Do you allow users to use your platform on the web so that they can test them on a real qubit/s?

Our instruments are for example used on the quantum computers of Quantum Inspire which is publicly accessible on a high interface level. For a more direct experience of our instruments, the best is to contact us to arrange a demo, or even a test measurement in your lab.

Can I change the threshold for state discrimination as a result of the previous measurement (so in a few hundreds of nanoseconds)?

This specific real-time adjustment is not possible. However, it may be possible to address this use case differently by acting in real time on the drive pulse amplitude or phase.

Why do we have a sigal generator for readout, when we have already send RF pule by the main signal generator?

Qubit spectroscopy is a two-tone measurement, where one tone is used to change the qubit state, and one to measure the state. The two signals are guided to the sample on different signal lines.

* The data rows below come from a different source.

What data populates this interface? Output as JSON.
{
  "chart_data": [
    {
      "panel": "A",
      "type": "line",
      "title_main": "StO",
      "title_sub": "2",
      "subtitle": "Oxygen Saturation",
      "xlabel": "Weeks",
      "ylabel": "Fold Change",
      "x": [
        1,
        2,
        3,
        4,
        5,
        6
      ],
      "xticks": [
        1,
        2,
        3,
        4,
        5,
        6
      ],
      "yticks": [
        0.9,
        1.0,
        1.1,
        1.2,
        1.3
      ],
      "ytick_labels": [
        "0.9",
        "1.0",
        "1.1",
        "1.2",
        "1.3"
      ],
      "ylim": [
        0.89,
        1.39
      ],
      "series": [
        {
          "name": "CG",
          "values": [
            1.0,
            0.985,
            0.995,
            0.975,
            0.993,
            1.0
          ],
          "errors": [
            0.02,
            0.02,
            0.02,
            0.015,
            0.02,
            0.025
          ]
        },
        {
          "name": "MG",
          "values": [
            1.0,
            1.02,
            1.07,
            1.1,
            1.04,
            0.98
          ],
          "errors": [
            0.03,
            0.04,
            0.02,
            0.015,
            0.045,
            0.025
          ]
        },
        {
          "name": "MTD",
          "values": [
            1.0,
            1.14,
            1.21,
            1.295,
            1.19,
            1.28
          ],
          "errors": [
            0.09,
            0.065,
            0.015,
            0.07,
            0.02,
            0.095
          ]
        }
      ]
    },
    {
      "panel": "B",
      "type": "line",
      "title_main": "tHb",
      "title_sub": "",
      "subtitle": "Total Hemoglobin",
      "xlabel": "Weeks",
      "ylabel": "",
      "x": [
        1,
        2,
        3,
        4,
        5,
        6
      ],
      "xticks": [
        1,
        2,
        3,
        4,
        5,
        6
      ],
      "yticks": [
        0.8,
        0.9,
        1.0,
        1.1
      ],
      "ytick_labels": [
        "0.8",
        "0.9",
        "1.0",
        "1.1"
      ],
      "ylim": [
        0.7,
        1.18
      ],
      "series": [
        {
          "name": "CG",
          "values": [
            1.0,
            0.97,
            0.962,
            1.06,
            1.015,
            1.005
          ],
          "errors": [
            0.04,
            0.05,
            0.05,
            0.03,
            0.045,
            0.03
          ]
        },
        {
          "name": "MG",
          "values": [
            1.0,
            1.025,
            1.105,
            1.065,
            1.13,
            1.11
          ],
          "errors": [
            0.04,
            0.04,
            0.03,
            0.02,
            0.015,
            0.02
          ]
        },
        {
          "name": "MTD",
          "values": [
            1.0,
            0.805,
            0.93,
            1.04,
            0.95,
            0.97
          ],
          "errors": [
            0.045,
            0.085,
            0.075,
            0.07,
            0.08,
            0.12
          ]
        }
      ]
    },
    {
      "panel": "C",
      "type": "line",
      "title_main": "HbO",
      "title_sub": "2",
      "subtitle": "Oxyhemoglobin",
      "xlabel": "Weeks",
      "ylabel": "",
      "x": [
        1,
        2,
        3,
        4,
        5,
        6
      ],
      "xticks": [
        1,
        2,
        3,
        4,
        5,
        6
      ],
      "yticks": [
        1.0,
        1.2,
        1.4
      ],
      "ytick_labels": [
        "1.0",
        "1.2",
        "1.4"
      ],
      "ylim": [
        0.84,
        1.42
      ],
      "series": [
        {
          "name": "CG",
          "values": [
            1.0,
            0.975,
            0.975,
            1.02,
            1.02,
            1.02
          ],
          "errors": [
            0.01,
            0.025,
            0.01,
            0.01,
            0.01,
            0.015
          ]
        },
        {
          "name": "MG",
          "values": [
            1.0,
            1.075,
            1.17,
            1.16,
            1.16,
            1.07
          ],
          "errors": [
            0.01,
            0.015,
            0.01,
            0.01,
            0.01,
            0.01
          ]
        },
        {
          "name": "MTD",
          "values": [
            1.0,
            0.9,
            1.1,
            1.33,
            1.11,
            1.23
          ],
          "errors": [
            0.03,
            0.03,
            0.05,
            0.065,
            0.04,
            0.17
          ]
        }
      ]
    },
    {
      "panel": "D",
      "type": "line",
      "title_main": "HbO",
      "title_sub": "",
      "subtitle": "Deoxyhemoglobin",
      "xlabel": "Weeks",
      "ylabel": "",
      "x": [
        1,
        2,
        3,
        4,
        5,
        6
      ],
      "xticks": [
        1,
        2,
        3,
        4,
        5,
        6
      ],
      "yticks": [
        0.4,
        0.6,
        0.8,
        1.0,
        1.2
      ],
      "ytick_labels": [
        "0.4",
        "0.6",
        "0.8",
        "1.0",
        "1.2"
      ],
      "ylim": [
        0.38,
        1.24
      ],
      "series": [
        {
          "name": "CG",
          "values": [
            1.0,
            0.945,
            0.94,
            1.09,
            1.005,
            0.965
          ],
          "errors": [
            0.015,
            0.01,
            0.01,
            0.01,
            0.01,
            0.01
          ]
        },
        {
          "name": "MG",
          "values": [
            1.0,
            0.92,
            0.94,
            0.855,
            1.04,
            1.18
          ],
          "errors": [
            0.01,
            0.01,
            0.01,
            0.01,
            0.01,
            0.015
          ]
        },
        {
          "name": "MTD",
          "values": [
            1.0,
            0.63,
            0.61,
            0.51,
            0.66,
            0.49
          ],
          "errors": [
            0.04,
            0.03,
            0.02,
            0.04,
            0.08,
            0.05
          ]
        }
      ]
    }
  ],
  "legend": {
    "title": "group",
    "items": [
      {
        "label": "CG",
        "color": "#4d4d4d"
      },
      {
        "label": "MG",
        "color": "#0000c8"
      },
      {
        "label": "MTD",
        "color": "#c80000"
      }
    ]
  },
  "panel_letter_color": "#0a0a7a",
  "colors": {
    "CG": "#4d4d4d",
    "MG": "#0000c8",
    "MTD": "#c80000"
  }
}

Where does the requirement for the complex conjugate come from? (in the formula for weighted integration)

This is a matter of convention in the implementation of the weighted integration. In the SHFQC, the implementation is chosen to be consistent with the definition of a Fourier transform.

Is the Jupyter demo script used in the webinar integrated within LabOne Q or a separate python file repository?

The demo script is a separate file. The file is based on the standard LabOne Q examples, but was modified for the purpose of the webinar, in particular in the section for single-shot readout. The file is available for download on our github repository.

What amplifiers are used in your ADC? In my application I need amplifiers at 8 GHz for the development of a gamma radiation detector.

The amplifiers at the input stage cover a range between -50 dBm to +10 dBm. The inputs offer a particularly low noise in order to faithfully process signals from qubit readout. Please find noise specifications in the user manual (section Signal Inputs).

Do you have floating point support?

There is no general support for real-time floating point arithmetic on the SHFQC, but the AWG sequencer of the Signal Generator channel supports integer arithmetic. Furthermore, certain specialized operations (real-time phase, amplitude, and frequency increments) are supported with floating-point precision.

What is the goal of flux lines?

Flux lines are mostly used to control the interaction between qubits, for example to realize 2-qubit gate operations. Flux lines often allow to tune or modulate the resonance frequency of a sub-circuit such as a qubit, or a tunable coupling circuit. The interaction between qubits is then controlled by bringing circuits into and out of resonance, or by generating sideband transitions.